Conflit foncier à l’ouest : encore des affrontements

06 novembre 2017

LEUR SOCIÉTÉ

Depuis début septembre 2017, un nouveau conflit foncier a éclaté dans la région forestière de l’Ouest. Des jeunes Wê ont envahi la forêt classée de Goin-Débé pour chasser les « clandestins » en majorité des Baoulé qui y avaient installé leurs plantations. Ceux-ci, refugiés dans un premier temps en ville, vont revenir accompagnés par des Dozos pour déloger ceux qui les ont chassés. Cela va déclencher des affrontements dans d’autres campements et villages. Le bilan est aujourd’hui de deux morts, plusieurs dizaines de blessés et plus de 3 000 déplacés.

Ce conflit est le dernier d’une longue liste. En effet, dans cette région les affrontements entre populations autochtones et allogènes (nom donné aux populations venues d’autres régions de la Côte d’Ivoire ou de pays voisins) ne datent pas d’aujourd’hui. Ils se sont exacerbés avec la rébellion armée de 2002. D’innombrables exactions et massacres ont été commis, par exemple, à Guitrozon et à Petit Duékoué.

Du fait que l’Ouest de la Côte d’Ivoire est très riche en terres fertiles, elle est devenue au fil du temps une région de prédilection pour les cultures d’importation comme le cacao, le café, etc. Elle a donc toujours attiré des agriculteurs venus d’autres régions dont les terres et le climat ne sont pas forcément adaptés à ces types de cultures.

Pour mettre en valeur les forêts, Houphouët avait en son temps décrété que « la terre appartient à celui qui la met en valeur » ; cela avait attiré de nombreux agriculteurs vers cette région forestière. Puis avec l’évolution démographique et la rareté des terres cultivables, les autochtones ont commencé à contester la propriété de ces terres. Elles sont alors arrachées à certains et revendues à d’autres. Chaque nouveau conflit ou affrontement porte les germes du prochain puisque les vrais problèmes ne sont pas réglés.

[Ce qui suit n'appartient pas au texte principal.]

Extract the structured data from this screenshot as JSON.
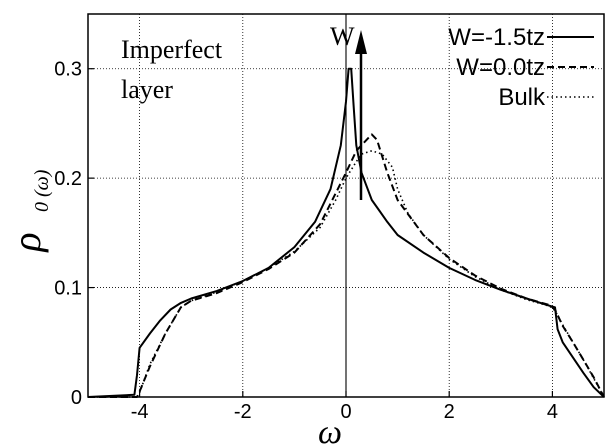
{
  "chart_data": {
    "type": "line",
    "xlabel": "ω",
    "ylabel_main": "ρ",
    "ylabel_sub": "0 (ω)",
    "xlim": [
      -5,
      5
    ],
    "ylim": [
      0,
      0.35
    ],
    "xticks": [
      -4,
      -2,
      0,
      2,
      4
    ],
    "xtick_labels": [
      "-4",
      "-2",
      "0",
      "2",
      "4"
    ],
    "yticks": [
      0,
      0.1,
      0.2,
      0.3
    ],
    "ytick_labels": [
      "0",
      "0.1",
      "0.2",
      "0.3"
    ],
    "grid": true,
    "legend_position": "top-right",
    "annotations": {
      "imperfect_line1": "Imperfect",
      "imperfect_line2": "layer",
      "arrow_label": "W"
    },
    "series": [
      {
        "name": "W=-1.5tz",
        "style": "solid",
        "x": [
          -5,
          -4.1,
          -4.05,
          -4.0,
          -3.8,
          -3.6,
          -3.4,
          -3.2,
          -3.0,
          -2.5,
          -2.0,
          -1.5,
          -1.0,
          -0.6,
          -0.3,
          -0.1,
          0.0,
          0.05,
          0.1,
          0.15,
          0.2,
          0.3,
          0.5,
          0.8,
          1.0,
          1.5,
          2.0,
          2.5,
          3.0,
          3.5,
          3.9,
          4.05,
          4.1,
          4.2,
          4.4,
          4.6,
          4.8,
          5.0
        ],
        "y": [
          0,
          0.002,
          0.02,
          0.045,
          0.058,
          0.07,
          0.08,
          0.086,
          0.09,
          0.097,
          0.106,
          0.118,
          0.137,
          0.16,
          0.19,
          0.23,
          0.27,
          0.3,
          0.3,
          0.265,
          0.23,
          0.205,
          0.18,
          0.16,
          0.148,
          0.132,
          0.118,
          0.107,
          0.098,
          0.09,
          0.084,
          0.082,
          0.062,
          0.05,
          0.036,
          0.022,
          0.009,
          0
        ]
      },
      {
        "name": "W=0.0tz",
        "style": "dashed",
        "x": [
          -5,
          -4.05,
          -4.0,
          -3.8,
          -3.5,
          -3.2,
          -3.0,
          -2.5,
          -2.0,
          -1.5,
          -1.0,
          -0.5,
          0.0,
          0.2,
          0.4,
          0.5,
          0.6,
          0.8,
          1.0,
          1.5,
          2.0,
          2.5,
          3.0,
          3.5,
          3.95,
          4.05,
          4.2,
          4.4,
          4.6,
          4.8,
          5.0
        ],
        "y": [
          0,
          0,
          0.005,
          0.028,
          0.058,
          0.082,
          0.088,
          0.095,
          0.105,
          0.117,
          0.132,
          0.158,
          0.205,
          0.225,
          0.235,
          0.24,
          0.235,
          0.205,
          0.18,
          0.148,
          0.127,
          0.111,
          0.099,
          0.09,
          0.084,
          0.08,
          0.065,
          0.05,
          0.034,
          0.018,
          0
        ]
      },
      {
        "name": "Bulk",
        "style": "dotted",
        "x": [
          -5,
          -4.05,
          -4.0,
          -3.8,
          -3.5,
          -3.2,
          -3.0,
          -2.5,
          -2.0,
          -1.5,
          -1.0,
          -0.5,
          -0.2,
          0.0,
          0.2,
          0.3,
          0.5,
          0.7,
          0.9,
          1.0,
          1.2,
          1.5,
          2.0,
          2.5,
          3.0,
          3.5,
          3.95,
          4.05,
          4.2,
          4.4,
          4.6,
          4.8,
          5.0
        ],
        "y": [
          0,
          0,
          0.004,
          0.03,
          0.058,
          0.082,
          0.088,
          0.096,
          0.106,
          0.118,
          0.133,
          0.155,
          0.18,
          0.2,
          0.215,
          0.222,
          0.225,
          0.222,
          0.21,
          0.19,
          0.168,
          0.148,
          0.126,
          0.11,
          0.098,
          0.089,
          0.083,
          0.079,
          0.066,
          0.05,
          0.034,
          0.017,
          0
        ]
      }
    ]
  }
}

Mais ce sont ensuite les politiciens démagogues qui vont surfer sur les idées ethnistes et sur les problèmes fonciers pour grappiller des voix. Ils n’ont fait qu’envenimer la situation, exacerber les conflits voire en créer là où ils n’étaient que latents. C’est dans cette région Ouest que la crise postélectorale a fait le plus de victimes. Entre 2002 et 2010, des régions entières étaient sans présence étatique, même les forêts classées ont fini par être défrichées et occupées.

Avec la période électorale qui s’approche, notamment les législatives et la présidentielle en 2020, la démagogie des uns et des autres peut de nouveau attiser la braise et déboucher sur une nouvelle tragédie si la population n’y prend garde.